Your attorney should also work with your doctors to provide adequate information to the insurance company. Insurance companies send “Attending Physician Statements” to your doctors. These APS’s, when not completed properly, are used by the insurance company to deny claims. Your lawyer can work with your doctor to help him or her understand what is meant by the term “disabled” under the particular policy and the specific information being sought by the insurer. Insurance companies always want the treating doctors to fill these APS’s that have very little space for detailed explanations of why your doctor thinks you can’t work. Then, they deny the claim because of insufficient information. Of course, when they get the opinions they buy from their doctors, they are often many pages long.

How do you respond when you find out that the insurance company has had you under surveillance and has video tapes of your activities? Attorney’s have seen lots of surveillance and a competent lawyer know how to respond to it.

In short, there are significant aspects of the process that take careful consideration long before you file suit in court. Without guidance, a disabled worker can inadvertently provide the insurance company with the means to delay or deny a claim.

While the insurance company may promise a full and fair review of the claim; they have a strong incentive to find you not disabled. Every claim they approve comes out of their pocket. If your claim is denied, it is up to you to provide them with the information, documents and medical support necessary to overturn the denial. If anything important is left out at this stage, it can be fatal to your claim, because you won’t have a chance to fix it in court.

But, even if you retain an attorney after final denial, there are some circumstances that allow you to supplement the administrative record. If you fall into one of those categories, your case may still be salvaged. But even if you don’t, a competent ERISA lawyer will review the file for evidence of bias, failure to follow the plan or policy procedures, or failure to comply with the law.

Finally, in appropriate cases, competent counsel will file suit and vigorously prosecute your claim.

 

In 1970, the Studebaker Motor Corporation declared bankruptcy. Because it paid retirement benefits from current earnings, retired employees and long-term employees woke up to discover that they had nothing for their retirement. In 1974, Congress responded by enacting ERISA. However, as is usually the case, Congress not only reacted, it over reacted, so that ERISA covers not only retirement benefits but all “employee welfare benefit plans”. This includes health and disability insurance and in some cases, even vacation and sick leave entitlement. When Congress passed ERISA they specifically provided that it pre-empted the entire field and that state laws that affected the area were unenforceable.

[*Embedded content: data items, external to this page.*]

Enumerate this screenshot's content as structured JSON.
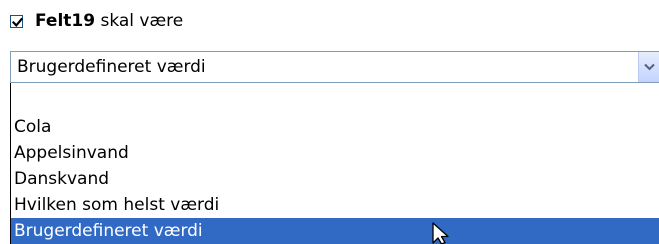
{
  "condition": {
    "checked": true,
    "field_name": "Felt19",
    "suffix": " skal være"
  },
  "select": {
    "value": "Brugerdefineret værdi",
    "options": [
      {
        "label": "",
        "selected": false
      },
      {
        "label": "Cola",
        "selected": false
      },
      {
        "label": "Appelsinvand",
        "selected": false
      },
      {
        "label": "Danskvand",
        "selected": false
      },
      {
        "label": "Hvilken som helst værdi",
        "selected": false
      },
      {
        "label": "Brugerdefineret værdi",
        "selected": true
      }
    ]
  },
  "colors": {
    "selection_background": "#316ac5",
    "selection_text": "#ffffff",
    "border": "#7f9db9"
  },
  "icons": {
    "checkbox": "checkmark-icon",
    "dropdown": "chevron-down-icon",
    "cursor": "mouse-pointer-icon"
  }
}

What this means, in a nutshell, is that if you have a claim against any employer or insurance company for benefits that are provided through your employment, you cannot sue them in state court and you cannot be awarded damages or penalties enacted by state legislatures to discourage withholding of meritorious claims for benefits. In fact, you must go through the insurer’s “internal appeals process” before you can file a suit at all. Then, when you do file suit, it has to be in federal court. But, ERISA suits are not like the usual case where you get your day in court, can introduce evidence, call witnesses, etc. and submit the controversy to a jury.

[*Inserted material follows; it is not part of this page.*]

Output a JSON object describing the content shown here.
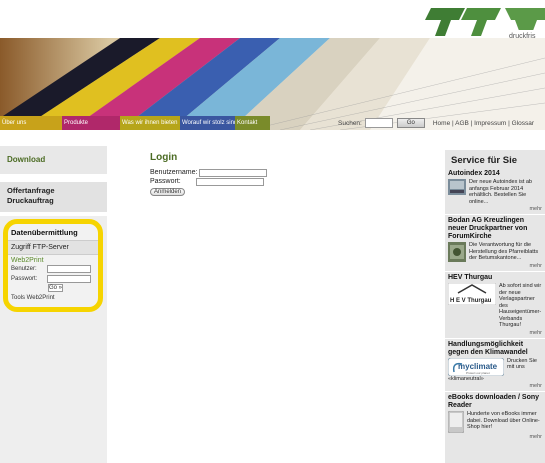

An ERISA case is viewed as an appeal from an administrative agency. The insurance company is the administrative agency, and its decisions are entitled to great deference. That means, in effect, that the federal judge, without a jury, reviews the claims file (euphemistically referred to as the “administrative record”) for abuse of the insurance company’s (or in self funded plans, the employer’s) discretion, and cannot reverse the decision unless it is downright unreasonable, even if the judge admits that he would have ruled differently if he had the case to decide anew.